Meu Crime

Àcusta de muita procura e pedidos, consegui serviço temporário como auxiliar de guarda-livros, com o ordenado de trezentos cruzeiros mensais.
Eu estava perdendo noites de sono por causa de uma infecção dentária. Logo que recebi o primeiro ordenado, procurei o dentista. Chamava-se Lourival Magalhães. O orçamento importou em quinhentos cruzeiros. Propus o pagamento de cem de entrada e o restante em prestações. Ele aceitou as condições. Disse-me que terminaria o serviço dentro de um mês, ou pouco mais.
– Célio, você procurou o dentista certo – dizia ele, batendo-me nos ombros.
Eu frequentava o gabinete dia sim, dia não, após cumprido meu horário de trabalho.
Muitas despesas, longe de casa. Para não atrasar o pagamento da pensão, deixei acumular duas prestações. Expus a ele a minha situação e pedi me esperasse mais um pouco, eu não lhe daria o menor prejuízo. Ele não gostou do que eu disse.
Desse dia em diante, o tratamento mudou. No gabinete, eu esperava duas horas ou mais, enquanto outros, sob pretexto de terem hora marcada, ele os atendia primeiro. Chegada a minha vez, ligeiramente se limitava a raspar os dentes e trocar o algodão.
Um dia, pouco mais afoito, medindo bem as palavras, tentei falar-lhe com calma a respeito. Ele se irritou tanto, mas tanto, omo se lhe houvesse ofendido, com os piores nomes, toda a geração.
– Ora, muito bem, seu Célio! Você me deve prestaões atrasadas e ainda se atreve a reclamar?

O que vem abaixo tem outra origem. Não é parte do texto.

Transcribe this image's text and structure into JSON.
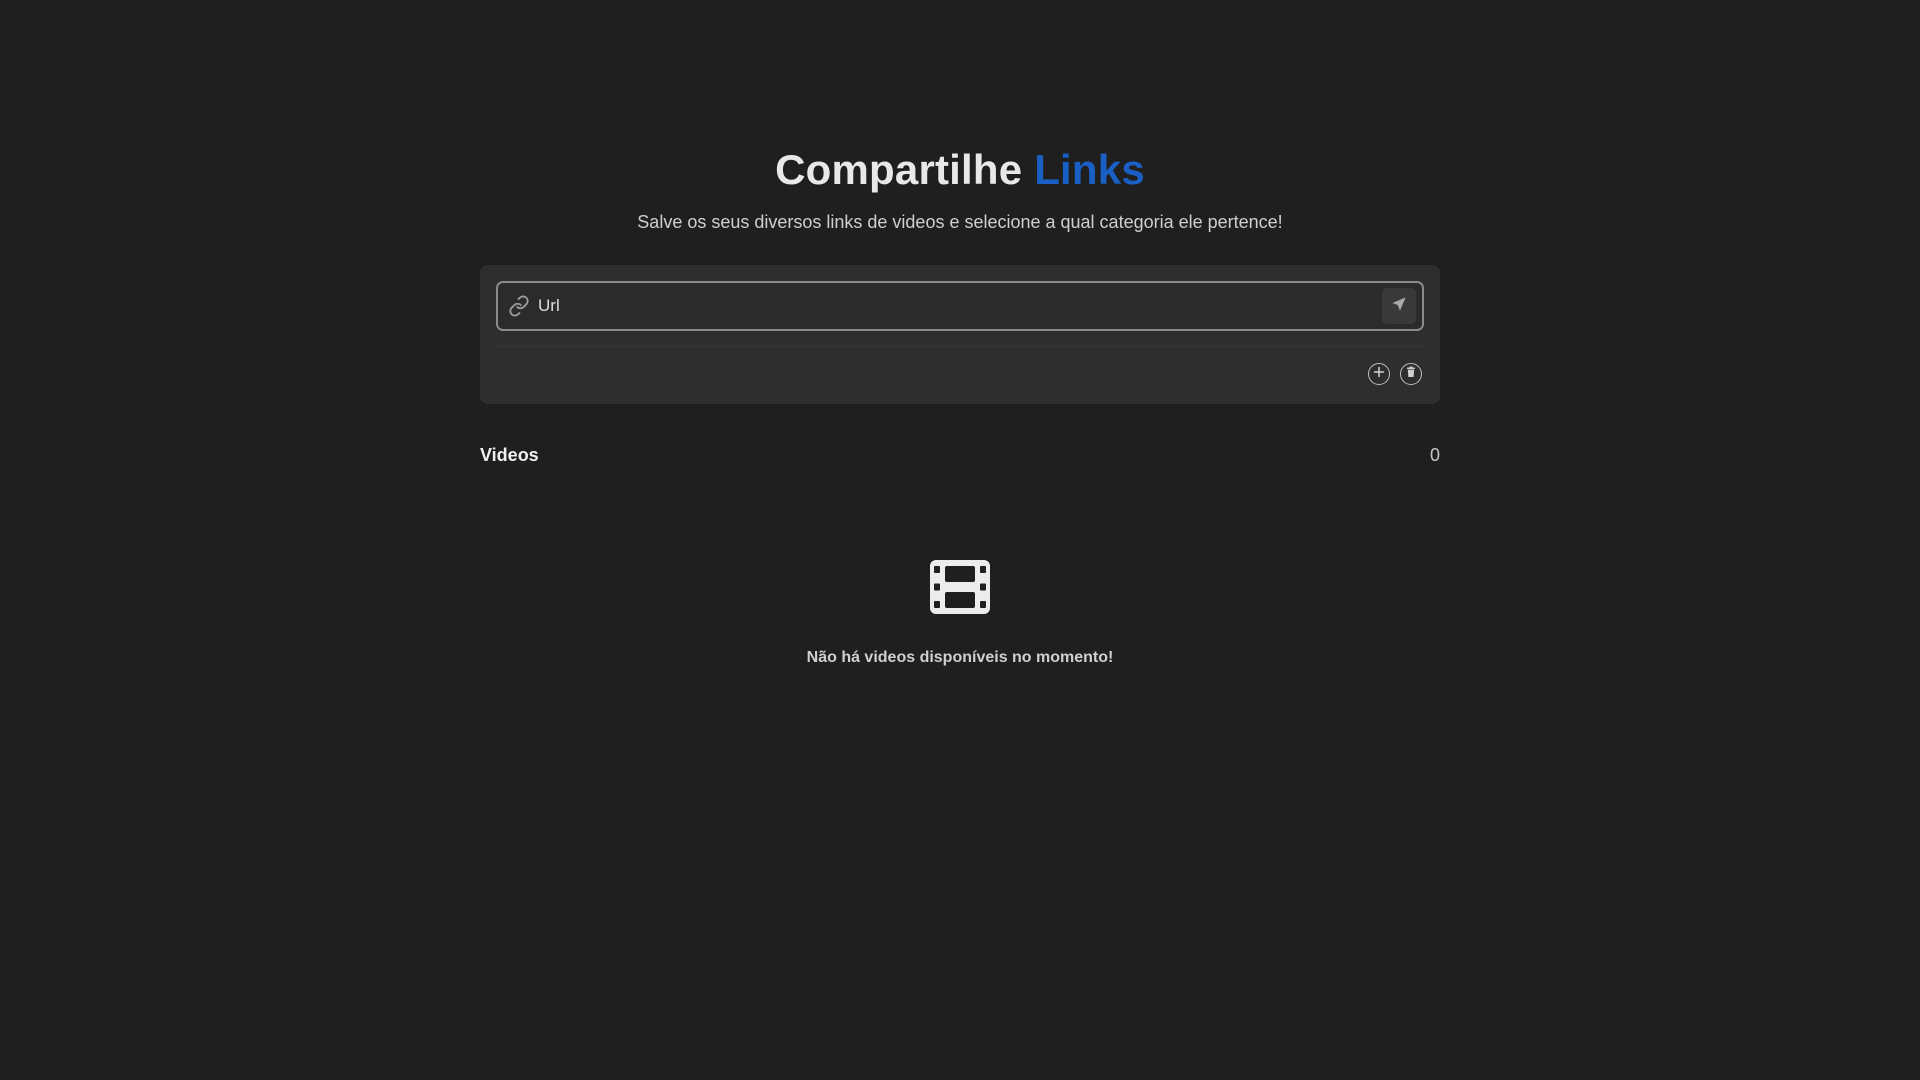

– Vamos, seu coió, o que espera? Suma já e não me ponha mais os pés aqui!
– Mas. Doutor, o que foi que eu disse que o ofendeu tanto?!

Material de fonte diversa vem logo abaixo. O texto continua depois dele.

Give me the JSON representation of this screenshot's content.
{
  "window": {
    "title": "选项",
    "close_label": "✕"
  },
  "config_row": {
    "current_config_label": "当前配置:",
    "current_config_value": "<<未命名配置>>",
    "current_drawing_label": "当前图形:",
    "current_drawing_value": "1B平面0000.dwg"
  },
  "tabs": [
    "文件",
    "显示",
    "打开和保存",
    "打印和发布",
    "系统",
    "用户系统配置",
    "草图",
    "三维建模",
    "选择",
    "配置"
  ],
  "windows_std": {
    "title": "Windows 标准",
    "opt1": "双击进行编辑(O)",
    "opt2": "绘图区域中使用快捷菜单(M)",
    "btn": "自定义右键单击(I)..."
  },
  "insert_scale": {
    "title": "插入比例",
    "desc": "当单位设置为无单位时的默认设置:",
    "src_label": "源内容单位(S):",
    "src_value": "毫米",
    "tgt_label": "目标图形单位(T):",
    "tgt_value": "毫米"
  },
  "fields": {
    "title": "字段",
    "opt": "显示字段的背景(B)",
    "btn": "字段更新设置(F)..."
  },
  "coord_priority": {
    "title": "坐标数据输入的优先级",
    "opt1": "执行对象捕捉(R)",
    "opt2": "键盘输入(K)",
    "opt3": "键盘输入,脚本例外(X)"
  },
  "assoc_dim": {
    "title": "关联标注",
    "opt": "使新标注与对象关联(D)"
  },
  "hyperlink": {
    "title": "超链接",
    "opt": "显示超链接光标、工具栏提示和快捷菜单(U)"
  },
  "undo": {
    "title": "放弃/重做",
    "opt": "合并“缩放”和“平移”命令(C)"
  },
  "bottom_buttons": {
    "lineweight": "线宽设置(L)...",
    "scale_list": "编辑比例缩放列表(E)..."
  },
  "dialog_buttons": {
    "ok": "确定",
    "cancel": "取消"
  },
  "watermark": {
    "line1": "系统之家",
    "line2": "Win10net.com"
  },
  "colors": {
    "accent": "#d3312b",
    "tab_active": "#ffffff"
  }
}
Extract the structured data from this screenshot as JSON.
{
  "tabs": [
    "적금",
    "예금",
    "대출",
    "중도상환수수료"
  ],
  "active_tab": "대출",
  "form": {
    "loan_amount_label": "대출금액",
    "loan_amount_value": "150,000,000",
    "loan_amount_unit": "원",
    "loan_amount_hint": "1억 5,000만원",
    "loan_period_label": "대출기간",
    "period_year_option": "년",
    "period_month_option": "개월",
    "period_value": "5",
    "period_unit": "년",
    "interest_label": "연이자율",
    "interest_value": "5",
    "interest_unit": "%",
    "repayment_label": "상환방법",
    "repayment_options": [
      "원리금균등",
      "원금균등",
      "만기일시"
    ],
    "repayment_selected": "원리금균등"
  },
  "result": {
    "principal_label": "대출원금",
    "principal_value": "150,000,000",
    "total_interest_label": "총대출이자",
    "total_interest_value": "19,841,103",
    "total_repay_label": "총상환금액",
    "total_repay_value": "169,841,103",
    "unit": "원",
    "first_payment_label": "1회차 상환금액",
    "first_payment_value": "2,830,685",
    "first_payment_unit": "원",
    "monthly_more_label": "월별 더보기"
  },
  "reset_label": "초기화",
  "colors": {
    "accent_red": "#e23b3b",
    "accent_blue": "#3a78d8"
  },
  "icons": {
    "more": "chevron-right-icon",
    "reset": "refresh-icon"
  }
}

Não respondeu. Agarrou-me forte os braços e me empurrou para fora do gabinete. Não contente, esbofeteou-me. Cheguei a passar por covarde. Balanceei minha situação vexatória, longe de casa, injustamente recebendo bofetões. À nova investida do dentista, agora mais furioso, não me contive, defendi-me e esmurrei-lhe a cara com toda força e ira. Em seguida, outro soco e o valente cambaleou e caiu no soalho.
– Meu Deus, que fiz? Matei o homem!
Fechei a boca com as mãos para não gritar. Ouvi ligeiros passos na escada que levava ao gabinete.
Na pensão, tranquei-me no quarto. Estava atordoado. Engraçado, procurei sempre orientar minhas ações pelos bons ensinamentos de meus pais. Daquela vez, não consegui controlar-me, perdi a cabeça. Agora, é tarde. Deixei morto o homem e sou um assassino.
Alguém bateu à porta de meu quarto. Assustado, fui atender. Era o carteiro.
A carta era de meu pai. Como nas anteriores, perguntava pela minha saúde, recomendava-me prudência e pedia que não demorasse a dar-lhe notícias, que minha mãe andava triste desde a minha saída de casa para procurar emprego em outra cidade.
– Estou perdido, pai! Matei um homem. Que Deus me perdoe, e o senhor também.
Não consegui pregar olho a noite toda. As badaladas do relógio da igreja, eu as contei todas, uma a uma, e os sons agora me pareciam lúgubres. As cenas, que culminaram na morte do dentista, cruzavam-me na cabeça.
Não suportando tamanho remorso, resolvi procurar a polícia e entregar-ne. De manhã, bem cedo, caminhei nas ruas, a olhar para os lados, apavorado com a impressão de estar sendo seguido. À porta de um bar, ouvi estas palavras:
– Bem feito! O salafrário do dentista recebeu o que merecia há muito tempo.
Dentro de pouco, achei-me diante de um prédio assobradado, de paredes enegrecidas. A Delegacia de Polícia ocupava-lhe o andar superior. Embaixo, a Cadeia Pública. Um soldado à entrada assobiava indiferente. Havia atrás das grades um detento. Tive a estranha sensação de ver-me trancafiado, como ele, barbudo, as faces encovadas, a cumprir uma pena de dez anos, ou mais.